Jessica Pegula pokonuje Elinę Switolinę i dociera do półfinału w Waszyngtonie
Elina Switolina, która powróciła z przerwy macierzyńskiej w kwietniu i w zeszłym miesiącu dotarła do półfinału Wimbledonu, okopała się głęboko, aby odeprzeć dwa punkty meczowe w swoim ostatnim gemie serwisowym, ale sama w decydującym secie nie była w stanie wykorzystać swoich szans na przełamanie.
Ukrainka osiągnęła już w tym sezonie zaskakująco dobre wyniki, w tym zwycięstwo nad numerem jeden na świecie Igą Świątek na Wimbledonie w lipcu, pomimo zamieszania spowodowanego inwazją Rosji na Ukrainę.
Obserwowana jest nie tylko z uwagi na wyniki, ale też relacje z rywalkami z Rosji i Białorusi. Switolina to jedna z tenisistek, które nie chcą podawać ręki zawodniczkom z krajów odpowiedzialnych za inwazję.
"Mam dla niej mnóstwo szacunku" - powiedziała Pegula w wywiadzie na korcie. "Właśnie urodziła dziecko, a po tym wszystkim, przez co przechodzi w swoim kraju, powiedziałem jej, że czuję, jakby wróciła jako nowa osoba. Widzę w niej rywalizację i zawsze bardzo to szanowałam".

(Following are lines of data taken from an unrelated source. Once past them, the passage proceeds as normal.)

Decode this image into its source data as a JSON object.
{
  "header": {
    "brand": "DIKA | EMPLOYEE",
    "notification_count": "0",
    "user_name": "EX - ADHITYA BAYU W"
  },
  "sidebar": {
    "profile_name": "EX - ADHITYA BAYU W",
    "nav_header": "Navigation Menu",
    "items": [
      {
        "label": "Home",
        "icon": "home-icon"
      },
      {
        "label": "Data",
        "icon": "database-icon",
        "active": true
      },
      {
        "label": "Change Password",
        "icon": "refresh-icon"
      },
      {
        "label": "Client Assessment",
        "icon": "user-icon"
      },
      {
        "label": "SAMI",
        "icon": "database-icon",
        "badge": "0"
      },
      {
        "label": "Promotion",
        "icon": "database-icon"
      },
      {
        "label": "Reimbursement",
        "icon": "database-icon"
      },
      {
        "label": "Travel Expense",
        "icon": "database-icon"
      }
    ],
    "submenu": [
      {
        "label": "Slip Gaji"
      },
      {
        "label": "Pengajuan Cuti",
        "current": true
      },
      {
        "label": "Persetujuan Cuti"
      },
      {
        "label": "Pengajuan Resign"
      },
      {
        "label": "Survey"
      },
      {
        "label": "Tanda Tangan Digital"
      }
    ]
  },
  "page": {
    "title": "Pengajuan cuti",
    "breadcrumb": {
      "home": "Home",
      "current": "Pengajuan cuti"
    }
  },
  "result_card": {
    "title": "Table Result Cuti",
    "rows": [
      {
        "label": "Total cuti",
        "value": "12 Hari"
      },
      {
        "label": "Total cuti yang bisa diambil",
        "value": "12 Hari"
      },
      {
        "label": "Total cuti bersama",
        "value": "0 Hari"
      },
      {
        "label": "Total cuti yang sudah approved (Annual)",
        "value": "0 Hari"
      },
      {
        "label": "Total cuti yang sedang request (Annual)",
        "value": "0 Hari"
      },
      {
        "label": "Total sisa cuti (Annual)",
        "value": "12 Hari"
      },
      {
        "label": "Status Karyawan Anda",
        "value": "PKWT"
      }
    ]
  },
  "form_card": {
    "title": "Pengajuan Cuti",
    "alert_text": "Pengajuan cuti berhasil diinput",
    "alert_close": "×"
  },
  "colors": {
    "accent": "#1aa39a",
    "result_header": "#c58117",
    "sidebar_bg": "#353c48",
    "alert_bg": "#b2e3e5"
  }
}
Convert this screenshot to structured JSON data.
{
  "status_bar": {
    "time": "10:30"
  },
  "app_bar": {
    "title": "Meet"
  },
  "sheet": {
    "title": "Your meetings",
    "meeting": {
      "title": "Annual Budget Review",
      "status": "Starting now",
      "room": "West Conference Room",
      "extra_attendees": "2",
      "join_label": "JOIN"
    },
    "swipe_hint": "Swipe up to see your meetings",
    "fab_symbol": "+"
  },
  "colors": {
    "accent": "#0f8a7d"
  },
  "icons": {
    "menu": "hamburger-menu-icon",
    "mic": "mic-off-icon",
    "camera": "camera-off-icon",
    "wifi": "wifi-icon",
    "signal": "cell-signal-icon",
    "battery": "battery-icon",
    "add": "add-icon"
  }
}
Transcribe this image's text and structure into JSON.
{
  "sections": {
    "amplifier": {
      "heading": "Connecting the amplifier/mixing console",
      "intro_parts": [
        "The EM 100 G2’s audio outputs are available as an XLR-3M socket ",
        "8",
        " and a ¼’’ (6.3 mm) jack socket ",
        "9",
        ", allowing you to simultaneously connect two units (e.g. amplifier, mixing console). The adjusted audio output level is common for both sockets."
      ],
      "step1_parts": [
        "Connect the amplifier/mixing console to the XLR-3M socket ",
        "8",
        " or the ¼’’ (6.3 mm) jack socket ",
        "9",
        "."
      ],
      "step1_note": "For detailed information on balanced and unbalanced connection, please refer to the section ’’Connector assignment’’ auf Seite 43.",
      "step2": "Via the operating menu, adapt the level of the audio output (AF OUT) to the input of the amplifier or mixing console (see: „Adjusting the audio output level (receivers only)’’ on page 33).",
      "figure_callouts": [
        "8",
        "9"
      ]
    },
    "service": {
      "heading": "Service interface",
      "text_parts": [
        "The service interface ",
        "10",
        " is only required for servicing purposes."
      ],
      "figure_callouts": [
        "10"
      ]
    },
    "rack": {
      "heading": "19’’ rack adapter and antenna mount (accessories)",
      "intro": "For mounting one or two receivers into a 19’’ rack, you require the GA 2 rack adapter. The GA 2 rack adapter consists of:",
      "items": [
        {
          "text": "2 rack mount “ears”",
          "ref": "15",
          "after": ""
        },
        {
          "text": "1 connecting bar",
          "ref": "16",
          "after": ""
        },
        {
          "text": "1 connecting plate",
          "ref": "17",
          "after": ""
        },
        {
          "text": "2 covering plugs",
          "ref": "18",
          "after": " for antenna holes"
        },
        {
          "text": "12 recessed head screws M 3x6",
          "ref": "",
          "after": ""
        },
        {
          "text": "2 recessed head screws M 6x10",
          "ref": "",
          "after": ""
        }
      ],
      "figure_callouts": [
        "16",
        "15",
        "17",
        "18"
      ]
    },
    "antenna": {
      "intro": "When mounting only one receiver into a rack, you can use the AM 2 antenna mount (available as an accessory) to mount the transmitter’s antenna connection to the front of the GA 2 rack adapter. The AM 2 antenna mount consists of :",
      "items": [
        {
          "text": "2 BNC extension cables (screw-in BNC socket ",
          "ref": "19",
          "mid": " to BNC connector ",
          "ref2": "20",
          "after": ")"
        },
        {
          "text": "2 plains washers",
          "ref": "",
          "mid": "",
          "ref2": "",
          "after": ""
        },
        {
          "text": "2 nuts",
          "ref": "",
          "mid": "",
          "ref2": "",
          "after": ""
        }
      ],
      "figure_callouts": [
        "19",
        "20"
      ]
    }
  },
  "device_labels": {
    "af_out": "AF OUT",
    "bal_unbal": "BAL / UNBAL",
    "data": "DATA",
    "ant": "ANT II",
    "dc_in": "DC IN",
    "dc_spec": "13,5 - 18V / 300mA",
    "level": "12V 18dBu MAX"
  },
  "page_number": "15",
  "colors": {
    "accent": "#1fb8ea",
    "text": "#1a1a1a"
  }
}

Pegula, która wygrała zawody WTA 500 w 2019 roku, poprawiła swój dorobek przeciwko Switolinie do trzech zwycięstw przy jednej porażce. W kolejnym meczu zmierzy się z Greczynką Marią Sakkari lub Amerykanką Madison Keys, które rozegrają swój ćwierćfinał już w nocy polskiego czasu.